Arbeiten Sie mit Absatz- und Zeichenformaten statt mit manueller Formatierung.
Stellen Sie sicher, dass alle Bilder 300 dpi haben.
Exportieren Sie möglichst im PDF/X-4-Standard.
Prüfen Sie das finale PDF auf eingebettete Schriften, korrektes Seitenformat und unbeabsichtigte Leerseiten.
Bestellen Sie vor der Veröffentlichung immer ein physisches Probeexemplar.

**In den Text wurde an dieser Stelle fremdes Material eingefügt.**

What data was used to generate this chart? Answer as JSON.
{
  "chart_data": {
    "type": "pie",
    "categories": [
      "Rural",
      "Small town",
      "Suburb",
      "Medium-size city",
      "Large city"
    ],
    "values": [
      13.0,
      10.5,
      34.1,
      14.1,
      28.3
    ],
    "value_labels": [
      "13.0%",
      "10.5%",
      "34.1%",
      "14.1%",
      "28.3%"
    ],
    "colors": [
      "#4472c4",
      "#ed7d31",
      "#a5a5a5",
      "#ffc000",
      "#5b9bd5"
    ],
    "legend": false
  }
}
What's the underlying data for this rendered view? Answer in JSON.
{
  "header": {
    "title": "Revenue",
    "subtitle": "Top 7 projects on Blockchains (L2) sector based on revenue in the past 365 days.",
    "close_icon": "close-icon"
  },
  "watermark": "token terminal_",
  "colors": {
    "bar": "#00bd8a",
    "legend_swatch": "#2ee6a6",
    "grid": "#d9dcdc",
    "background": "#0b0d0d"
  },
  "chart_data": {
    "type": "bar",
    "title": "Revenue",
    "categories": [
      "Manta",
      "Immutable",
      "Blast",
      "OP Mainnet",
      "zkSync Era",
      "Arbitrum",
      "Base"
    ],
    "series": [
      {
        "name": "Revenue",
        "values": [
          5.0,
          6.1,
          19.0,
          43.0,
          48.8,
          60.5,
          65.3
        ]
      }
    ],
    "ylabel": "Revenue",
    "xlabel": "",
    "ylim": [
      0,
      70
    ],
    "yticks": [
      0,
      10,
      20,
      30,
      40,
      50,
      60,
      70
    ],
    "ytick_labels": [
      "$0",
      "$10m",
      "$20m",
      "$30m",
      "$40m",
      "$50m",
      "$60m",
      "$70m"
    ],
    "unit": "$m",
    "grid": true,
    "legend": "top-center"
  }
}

Warum das bei Print on Demand entscheidend ist
Beim traditionellen Offsetdruck konnten Druckereien kleinere technische Probleme teilweise vor der Plattenherstellung korrigieren.
Im POD-Verfahren läuft die Produktion häufig vollautomatisch. Was hochgeladen wird, wird genau so gedruckt.
Ein technischer Fehler kann zu Schnittproblemen, verschobenen Rändern, unlesbarem Text, abgelehnten Dateien oder einem Buch führen, das trotz professioneller Absicht amateurhaft wirkt.
Fazit
Eines der größten Missverständnisse unter Selfpublishern ist die Annahme, dass ein Manuskript gleichbedeutend mit einer Druckdatei ist.
Ein Word-Dokument gehört zur Schreibphase.
Eine druckfertige PDF-Datei gehört zur Produktionsphase.
Wer professionell per Print on Demand veröffentlichen möchte, muss seine Datei als grafisches Produktionsprodukt behandeln – nicht lediglich als Text.
Marketing und Distribution sind wichtig, doch die technische Vorbereitung des Innenteils ist ebenso entscheidend. Bei Print on Demand gilt eine einfache Regel:
Die Qualität Ihres Buches beginnt mit der Qualität Ihrer Datei.